Our key findings across all the areas we inspected were as follows:

  • There was an open and transparent approach to safety and an effective system in place for reporting and recording significant events.
  • Risks to patients were assessed and well managed.
  • Staff assessed patients’ needs and delivered care in line with current evidence based guidance. Staff had been trained to provide them with the skills, knowledge and experience to deliver effective care and treatment.
  • The practice had adopted the ‘Year of Care’ approach to care for patients with long term conditions which aimed to give patients better self-management of their condition.

  • Patients said they were treated with compassion, dignity and respect and they were involved in their care and decisions about their treatment.
  • Information about services and how to complain was available and easy to understand. Improvements were made to the quality of care as a result of complaints and concerns.
  • Patients said they found it easy to make an appointment with a named GP and there was continuity of care, with urgent appointments available the same day.
  • The practice allowed a greater degree of flexibility in appointment times to elderly patients using the local public transport system as it could be infrequent.

  • The practice had good facilities and was well equipped to treat patients and meet their needs.
  • There was a clear leadership structure and staff felt supported by management. The practice proactively sought feedback from staff and patients, which it acted on.
  • The provider was aware of and complied with the requirements of the duty of candour.
  • In 2015 the practice was awarded a ‘Pacesetter’ award for their care of children following the use of a template to assist GPs and nurses in their assessment of sick children. (The Pacesetter award programme is designed to highlight, acknowledge and celebrate the initiatives that GP practices are putting in place to provide excellent primary care to children, young people, their families and carers).

We saw one area of outstanding practice:

  • An additional 3,500 patients registered at the practice when a nearby GP practice closed.
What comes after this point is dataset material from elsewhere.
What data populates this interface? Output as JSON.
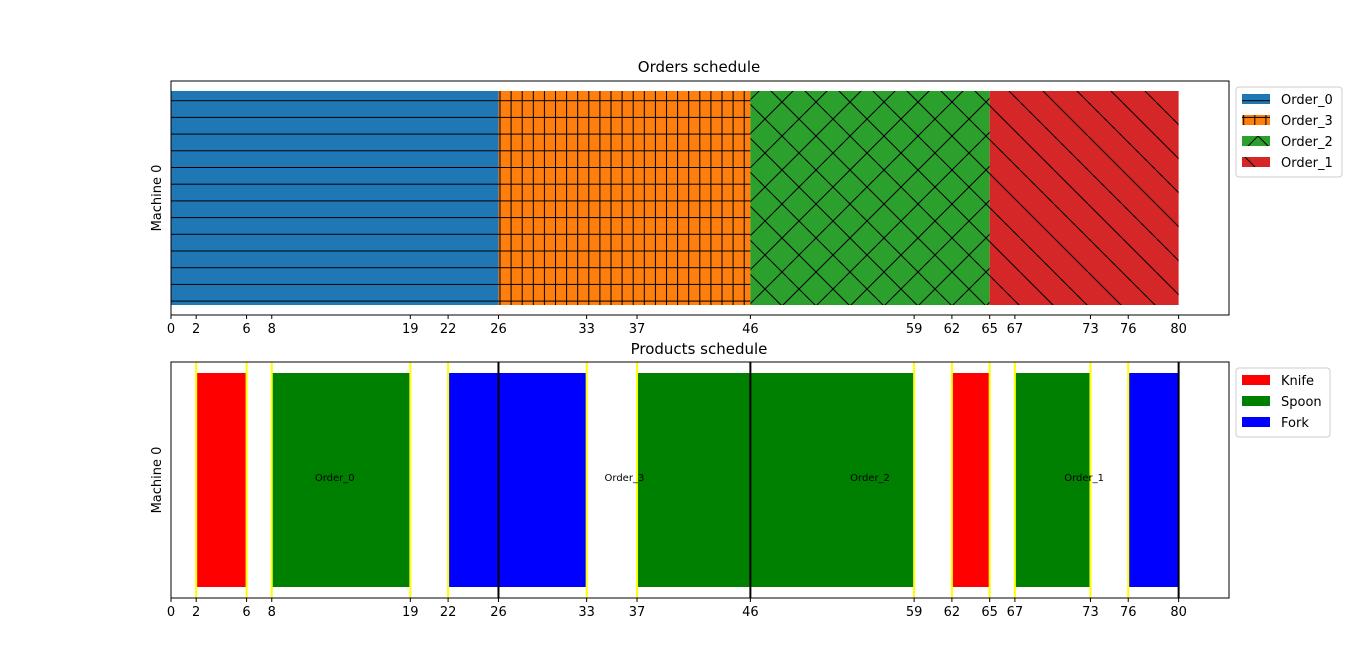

The practice showed us evidence of the comprehensive strategy they had established. This had ensured existing patients were not affected and new patients experienced a seamless transition from one practice to the other. This included innovative ways of transferring electronic patient notes because the other practice’s system was not compatible with the Glebe Surgery system. The practice told us of the commitment of their staff at this time which included working additional hours and learning new administrative roles. The practice told us they were proud that their patient survey results had continued to be significantly above national average during this time and that staff morale remained positive.

The areas where the provider should make improvement is:

  • Ensure compliance with the practice protocol for fridge temperatures when storing vaccines.

  • Ensure the legionella risk assessment is kept up to date.